ABBYY Classification

The ABBYY Classification Service is an advanced Classification service designed to automatically categorize files and images based on their contents. This advanced classification service leverages modern technologies such as machine learning and natural language processing to detect even subtlest of differences among different files and images. The ABBYY Classification Service allows easy training of a flexible and scalable classification process that can granularly distinguish among many different User Defined Categories.

Possible use cases

Distinguish between different types of bank statements
Distinguish between different types of Identification documents
Distinguish between different types of invoices
Distinguish between objects in images

Service Setup

Open the Project Detail View of the project you would like to add the service to.
Click on the Add Service button in the command bar.
Select ABBYY Classification Service from the available Service Types.\
A new Service Configuration Wizard will open:
(When navigating the Wizard, please make sure to use the Next Step button in the command bar to save any changes made).

Step 1 - Allows configuration of various service settings, including the name and description. The default settings are sufficient for most use cases.
Step 2 - Allows adding User Defined Categories to train the service on.
Step 3 - Training *
1. Click Upload Training Documents in the command bar
2. Select the User Defined Category you want to upload documents to.
  Demo training files are available here.
3. Upload files for each User Defined Category you wish to train the service on.
4. Once you have uploaded all your documents, click the Train Service button in the command bar to train your service.
5. Click Process on the dialog window that appears. Leave all settings as default.
6. A progress dialog will appear displaying the progress of the training.
  Training times can vary depending on the number of files that have been uploaded for training.
7. The progress dialog should automatically close once the training has completed.
Step 4 - The Definition Document should be created after the Service has been trained successfully.
Click on the Complete button in the command bar to validate your service configuration and close the wizard.

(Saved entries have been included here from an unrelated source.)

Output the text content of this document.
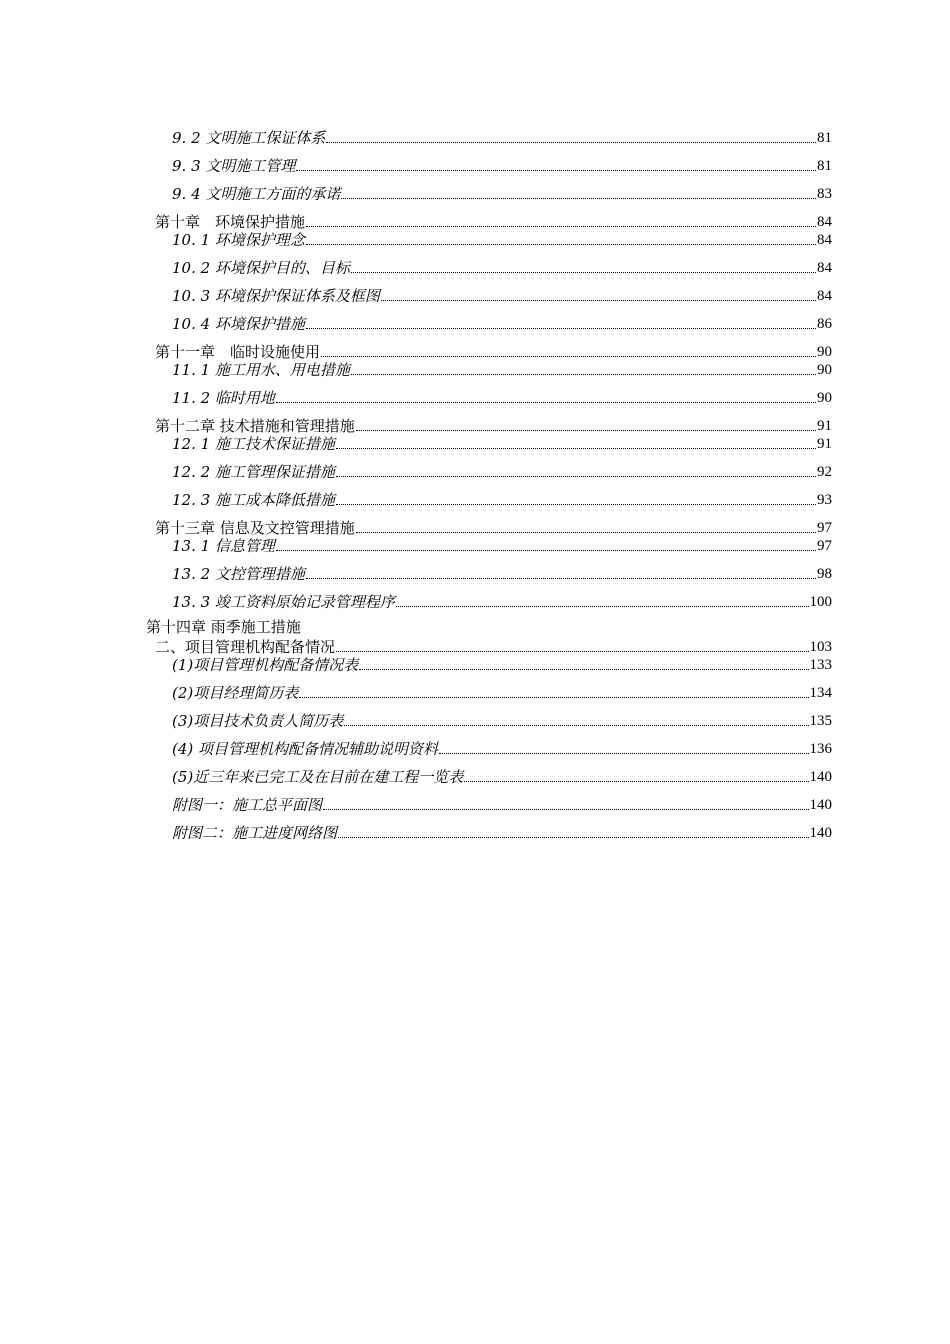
9. 2 文明施工保证体系	81
9. 3 文明施工管理	81
9. 4 文明施工方面的承诺	83
第十章　环境保护措施	84
10. 1 环境保护理念	84
10. 2 环境保护目的、目标	84
10. 3 环境保护保证体系及框图	84
10. 4 环境保护措施	86
第十一章　临时设施使用	90
11. 1 施工用水、用电措施	90
11. 2 临时用地	90
第十二章 技术措施和管理措施	91
12. 1 施工技术保证措施	91
12. 2 施工管理保证措施	92
12. 3 施工成本降低措施	93
第十三章 信息及文控管理措施	97
13. 1 信息管理	97
13. 2 文控管理措施	98
13. 3 竣工资料原始记录管理程序	100
第十四章 雨季施工措施
二、项目管理机构配备情况	103
(1)项目管理机构配备情况表	133
(2)项目经理简历表	134
(3)项目技术负责人简历表	135
(4) 项目管理机构配备情况辅助说明资料	136
(5)近三年来已完工及在目前在建工程一览表	140
附图一：施工总平面图	140
附图二：施工进度网络图	140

Service Configuration Settings

The Microsoft OCR Service can be configured by the user as a flexible solution. The following Settings are available:

Setting	Required Type	Description
ArchivingStrategy	Optional	Days before documents get deleted.
BatchSize	Hidden	Processing batch size.
DocumentProcessedStatus	Optional	Document status used to denote that a document has been processed.
Enabled	Hidden	Enable or disable the service.
ExecuteBeforeProcess		When set up as a child service, specify whether this service should be executed before the parent service gets executed.
ExecuteAfterProcess		When set up as a child service, specify whether this service should be executed after the parent service gets executed.
Password	Optional	Used for service authentication. Custom Code can be used to set the password. Can be set per document.
RemoveComments	Optional	Remove human comments from a document.

Add and Process Documents

In your Classification Service Card click on the Inbox button.
Drag and drop files over the Inbox grid or click on the Upload button in the command bar.
The demo test files are available here.
When prompted to select a category, select the No Selection option in the bottom right of the dialog window.
To process single documents, click on the document’s Process action button.
To process multiple documents, select the documents you want to process and click on Process Documents in the command bar.

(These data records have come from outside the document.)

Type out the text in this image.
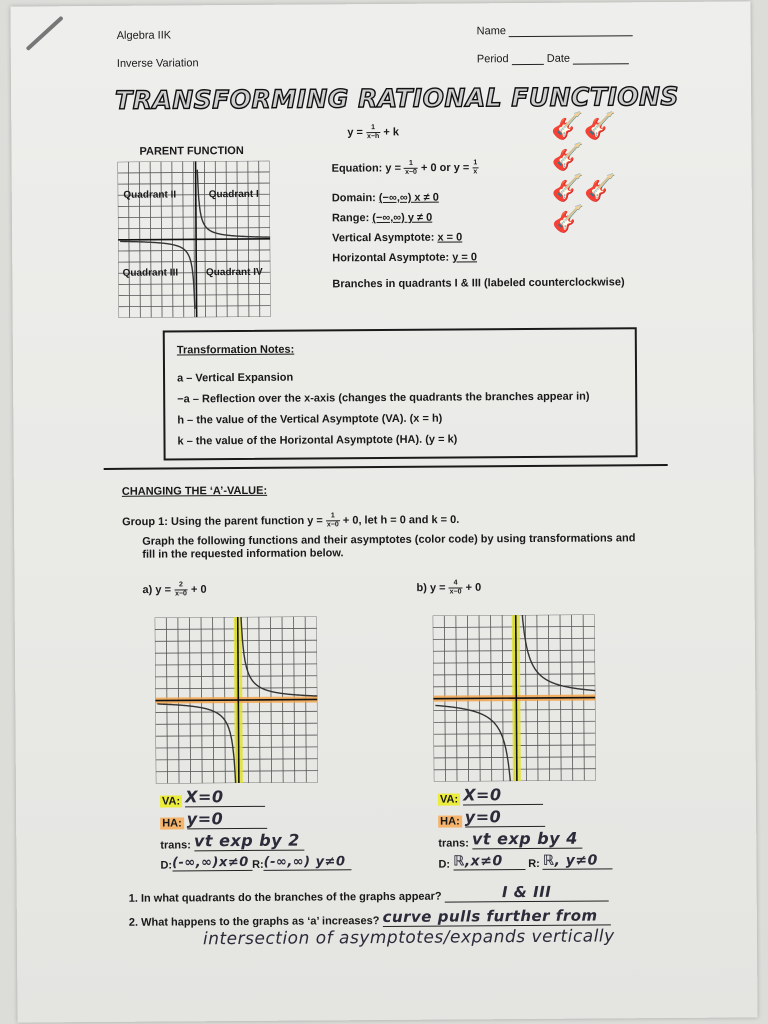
Algebra IIK
Inverse Variation
Name
Period	Date
TRANSFORMING RATIONAL FUNCTIONS
$y = \frac{1}{x-h} + k$	🎸🎸🎸
🎸🎸🎸
PARENT FUNCTION
Quadrant II	Quadrant I
Quadrant III	Quadrant IV
Equation: $y = \frac{1}{x-0} + 0$ or $y = \frac{1}{x}$
Domain: (−∞,∞) x ≠ 0
Range: (−∞,∞) y ≠ 0
Vertical Asymptote: x = 0
Horizontal Asymptote: y = 0
Branches in quadrants I & III (labeled counterclockwise)
Transformation Notes:
a – Vertical Expansion
−a – Reflection over the x-axis (changes the quadrants the branches appear in)
h – the value of the Vertical Asymptote (VA). (x = h)
k – the value of the Horizontal Asymptote (HA). (y = k)
CHANGING THE ‘A’-VALUE:
Group 1: Using the parent function $y = \frac{1}{x-0} + 0$, let h = 0 and k = 0.
Graph the following functions and their asymptotes (color code) by using transformations and fill in the requested information below.
a) $y = \frac{2}{x-0} + 0$	b) $y = \frac{4}{x-0} + 0$
VA: X=0
HA: y=0
trans: vt exp by 2
D:(-∞,∞)x≠0 R:(-∞,∞) y≠0
VA: X=0
HA: y=0
trans: vt exp by 4
D: ℝ,x≠0 R: ℝ, y≠0
1. In what quadrants do the branches of the graphs appear?	I & III
2. What happens to the graphs as ‘a’ increases? curve pulls further from
intersection of asymptotes/expands vertically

When testing a newly trained service it is recommended to only process a couple of documents at a time and to review the process results.
Should the results not appear satisfactory, then additional documents may need to be trained.

View Processed Documents

In your Classification Service Card click on the Outbox button.
Classification results will appear as new documents/files in the outbox with the Category column indicating the final document classification.